The keyword is “seems.” According to the article, steroid use was de rigueur in the NFL back in the 80s in a way that it has never been alleged to be in baseball. Ex-lineman Brian Baldinger:
“I remember the first day of training camp, going into Player X’s dorm room when the vets showed up,” says Baldinger, who played 11 NFL seasons for the Cowboys, Eagles and Indianapolis Colts. “A brown bag was dumped out on the bed full of syringes and you name it. And you just kind of grabbed what you needed.
“It wasn’t like it is now, with baseball players saying, ‘Let’s get the playing field even.’ Back then, it was understood that X-amount of players, mostly linemen, that’s what they did [use steroids]. It wasn’t looked at as a competitive advantage.”

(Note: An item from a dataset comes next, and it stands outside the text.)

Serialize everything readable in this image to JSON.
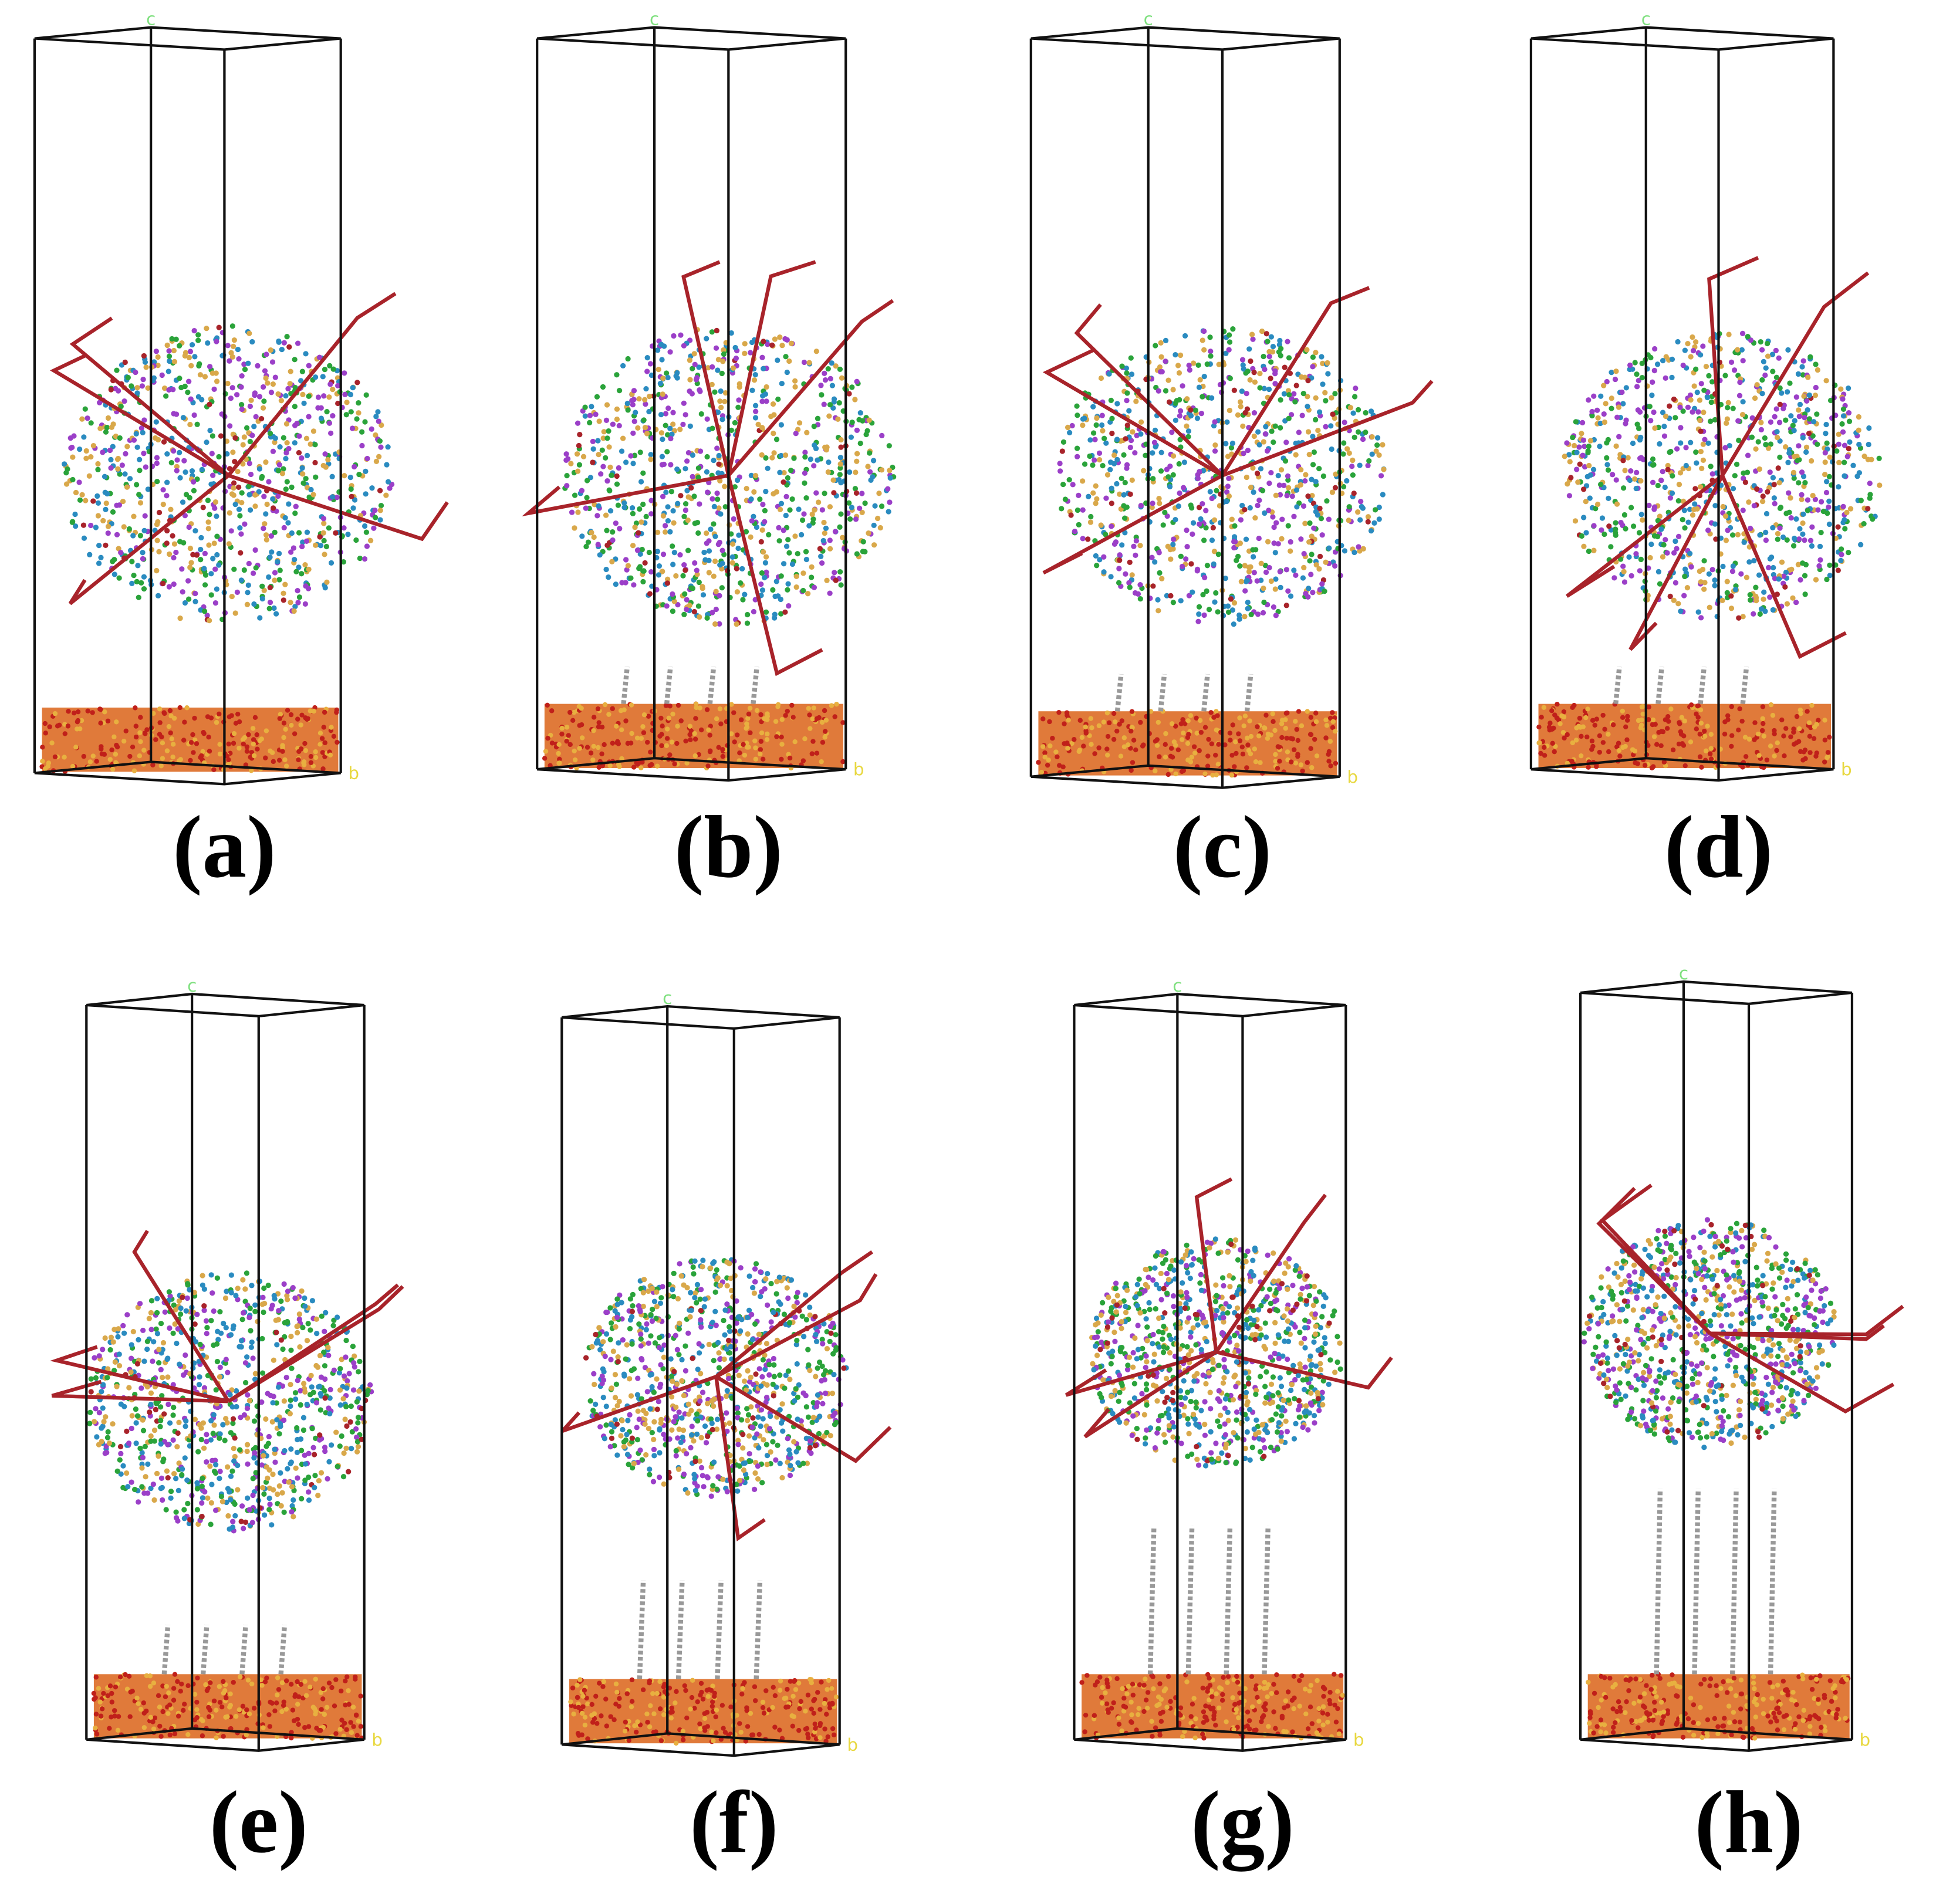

In light of that culture the NFL, to its credit, instituted steroids testing in the 1980s. And it has had some success. According to the article, anonymous post-retirement surveys by a medical journal indicated a 20.3% rate of steroid use among respondents in the 1980s and a 12.7% rate currently. While it’s not unreasonable to assume that the actual usage rate is higher simply because human nature does not easily allow people to admit bad stuff, let’s just say that 12.7% is accurate.
So rates are lower, but is that any basis to claim -- as the people quoted in this article claim -- that the NFL’s testing regime represents success? 12.7% of current NFL rosters equals roughly 215 players. In the past four years, however, a total of 43 players have been suspended for violating the NFL’s PED policy, or about 10 a year. I’ll spare you the math, but trust me when I tell you that 10 a year is somewhat less than 12.7%.
Yet despite this -- and despite the fact that the no one has ever provided any data suggesting that as many as 12.7% of baseball players are using PEDs at any given time in the testing era -- football is held up as having its PED house in better order than baseball. And that’s before you apply the same “look how big those dudes are” logic to football that is so often applied to baseball.
I won’t claim that baseball’s testing regime is perfect -- it’s actually less comprehensive on paper than the NFL’s -- but I find it incredible that the NFL is given a virtual free pass when it comes to steroids while baseball’s drug problems are continually dragged out for public ridicule and abuse.